Как разбудить в себе Шекспира | страница 61



Рассмотрим цикл «смерть-жизнь» на примере такого карнавального жеста, как бросание калом и обливание мочой. Этот жест символизирует покрывание семени землей и поливание его водой – действия для продуцирования, получения нового, рождения урожая. Семя нужно «похоронить» – зарыть его в землю, поэтому во время карнавала часто разыгрывали веселые похороны. Действия эти сохранились в народной культуре и после средневековья – например, в свадебных обрядах, когда свата и сваху в конце свадьбы катали на бороне, сохе, тачке, а потом сбрасывали в яму или канаву, а неудачливых сватов поливали водой, выливали в сани чашку квасной гущи. Или в обрядах для увеличения урожая – в Витебской губернии перед первой пахотой зять бил тестя для хорошей ржи, а тещу – для хорошей пшеницы, в Пензенской губернии ради этого устраивали кулачные бои на Масленицу, а в Нижегородской женщины затевали массовую драку для лучшего урожая льна.

Высокое-низкое

Средневековье – охота на ведьм, публичные сжигания еретиков, пытки. В официальной жизни много террора, а значит, много страха. Жизнь сурова, зарегламентирована, наполнена очень серьезными церковными обрядами, судебными разбирательствами, научными изысканиями, войнами, произволом властей. Но карнавал позволял всего этого не бояться – все можно было обсмеять, даже самое святое. Поэтому существовали пародии даже на епископа и его проповеди, на церковные обряды, на суды. Во время любого карнавала обязательно сжигали гротескное сооружение, которое изображало ад, – страх был побежден смехом.

Все «высокое» и «святое» обязательно снижалось, но не для того, чтобы обесценить его или оскорбить кого-то, – средневековый человек понимал, что у любой медали две стороны и нет высокого без смешного. Во время Праздника глупцов избирали шутовского епископа и проводили торжественную мессу – епископ кадил испражнениями вместо ладана. После богослужения клир садился на повозки, нагруженные теми же фекалиями, – клирики ездили по улицам и бросали их в народ. И все были рады, никто не оскорблялся. «Все высокое неизбежно утомляет, – пишет Бахтин. – Устаешь смотреть вверх, и хочется опустить глаза книзу. Чем сильнее и длительнее было господство высокого, тем сильнее и удовольствие от его развенчания и снижения».
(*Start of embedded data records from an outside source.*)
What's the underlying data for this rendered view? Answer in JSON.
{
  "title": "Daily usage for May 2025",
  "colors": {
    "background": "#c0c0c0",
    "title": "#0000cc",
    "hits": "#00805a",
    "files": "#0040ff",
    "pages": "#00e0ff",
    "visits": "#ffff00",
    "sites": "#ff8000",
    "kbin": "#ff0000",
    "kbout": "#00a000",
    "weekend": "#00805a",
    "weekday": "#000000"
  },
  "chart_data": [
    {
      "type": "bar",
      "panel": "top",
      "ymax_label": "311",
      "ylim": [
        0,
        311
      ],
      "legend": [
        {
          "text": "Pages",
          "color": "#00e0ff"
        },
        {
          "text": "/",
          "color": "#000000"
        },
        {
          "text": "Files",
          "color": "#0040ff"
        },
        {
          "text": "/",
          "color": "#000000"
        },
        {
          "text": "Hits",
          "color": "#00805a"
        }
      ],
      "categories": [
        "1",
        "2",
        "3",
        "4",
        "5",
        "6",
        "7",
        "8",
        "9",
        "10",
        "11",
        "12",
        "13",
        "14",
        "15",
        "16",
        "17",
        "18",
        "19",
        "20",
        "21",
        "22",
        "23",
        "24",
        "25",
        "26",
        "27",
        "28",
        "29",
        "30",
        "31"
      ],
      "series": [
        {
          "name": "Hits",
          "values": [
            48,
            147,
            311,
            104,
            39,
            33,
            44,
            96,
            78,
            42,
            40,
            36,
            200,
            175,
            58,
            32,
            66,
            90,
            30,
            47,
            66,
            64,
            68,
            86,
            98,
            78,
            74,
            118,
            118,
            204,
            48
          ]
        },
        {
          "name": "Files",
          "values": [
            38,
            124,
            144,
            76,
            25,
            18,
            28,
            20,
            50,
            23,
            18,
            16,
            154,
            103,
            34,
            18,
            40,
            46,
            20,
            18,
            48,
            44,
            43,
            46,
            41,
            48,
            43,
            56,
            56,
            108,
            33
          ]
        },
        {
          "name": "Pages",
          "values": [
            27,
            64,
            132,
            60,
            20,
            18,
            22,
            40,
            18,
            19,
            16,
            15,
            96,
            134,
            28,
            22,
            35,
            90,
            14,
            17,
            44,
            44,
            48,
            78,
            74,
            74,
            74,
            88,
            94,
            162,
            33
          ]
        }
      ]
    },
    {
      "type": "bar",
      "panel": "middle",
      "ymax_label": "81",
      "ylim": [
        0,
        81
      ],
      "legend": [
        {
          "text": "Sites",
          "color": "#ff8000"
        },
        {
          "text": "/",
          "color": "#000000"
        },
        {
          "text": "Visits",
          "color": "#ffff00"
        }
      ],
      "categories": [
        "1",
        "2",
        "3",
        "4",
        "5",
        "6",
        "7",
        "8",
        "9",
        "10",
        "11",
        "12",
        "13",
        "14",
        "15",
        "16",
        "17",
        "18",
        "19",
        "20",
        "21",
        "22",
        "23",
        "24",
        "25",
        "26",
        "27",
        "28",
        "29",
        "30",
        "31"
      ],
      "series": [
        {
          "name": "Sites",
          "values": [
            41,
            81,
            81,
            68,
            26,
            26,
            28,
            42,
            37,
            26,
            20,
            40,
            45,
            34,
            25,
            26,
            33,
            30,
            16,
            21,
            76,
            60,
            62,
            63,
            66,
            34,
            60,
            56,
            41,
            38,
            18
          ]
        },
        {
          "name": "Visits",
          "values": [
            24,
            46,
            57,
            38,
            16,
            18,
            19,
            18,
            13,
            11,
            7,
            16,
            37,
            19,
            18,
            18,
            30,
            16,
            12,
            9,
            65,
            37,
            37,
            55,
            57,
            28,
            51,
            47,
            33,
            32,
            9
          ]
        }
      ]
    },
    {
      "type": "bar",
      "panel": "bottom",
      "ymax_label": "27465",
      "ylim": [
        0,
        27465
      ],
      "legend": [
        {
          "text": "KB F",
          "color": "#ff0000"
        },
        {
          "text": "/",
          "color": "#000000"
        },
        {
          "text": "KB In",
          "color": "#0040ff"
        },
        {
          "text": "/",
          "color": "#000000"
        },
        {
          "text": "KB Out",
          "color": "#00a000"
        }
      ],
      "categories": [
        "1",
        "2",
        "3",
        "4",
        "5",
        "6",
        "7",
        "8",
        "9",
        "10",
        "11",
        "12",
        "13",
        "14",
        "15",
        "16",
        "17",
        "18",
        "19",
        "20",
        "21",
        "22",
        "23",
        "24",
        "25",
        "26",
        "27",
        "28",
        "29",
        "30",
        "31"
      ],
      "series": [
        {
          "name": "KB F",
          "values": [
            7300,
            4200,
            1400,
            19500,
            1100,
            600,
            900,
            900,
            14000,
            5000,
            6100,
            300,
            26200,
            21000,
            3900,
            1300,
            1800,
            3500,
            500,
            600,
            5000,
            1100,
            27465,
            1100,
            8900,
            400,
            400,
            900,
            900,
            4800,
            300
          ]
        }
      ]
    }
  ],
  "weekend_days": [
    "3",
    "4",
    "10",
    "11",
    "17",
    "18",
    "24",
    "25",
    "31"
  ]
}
В романе «Гаргантюа и Пантагрюэль» можно встретить даже пародию на Библию – например, на эпизоды воскрешения Лазаря и воскрешение дочери Иаира. Панург воскрешает Эпистемона – он согревает голову трупа, положив ее на свой гульфик, это – буквальное топографическое снижение, но в то же время это соприкосновение с производительной силой. Затем Панург омывает голову Эпистемона белым вином, после чего тот оживает: «Вдруг Эпистемон вздохнул, потом открыл глаза, потом зевнул, потом чихнул, потом изо всех сил пукнул. – Вот теперь я могу сказать наверное, что он здоров, – объявил Панург и дал Эпистемону стакан забористого белого вина со сладким сухарем».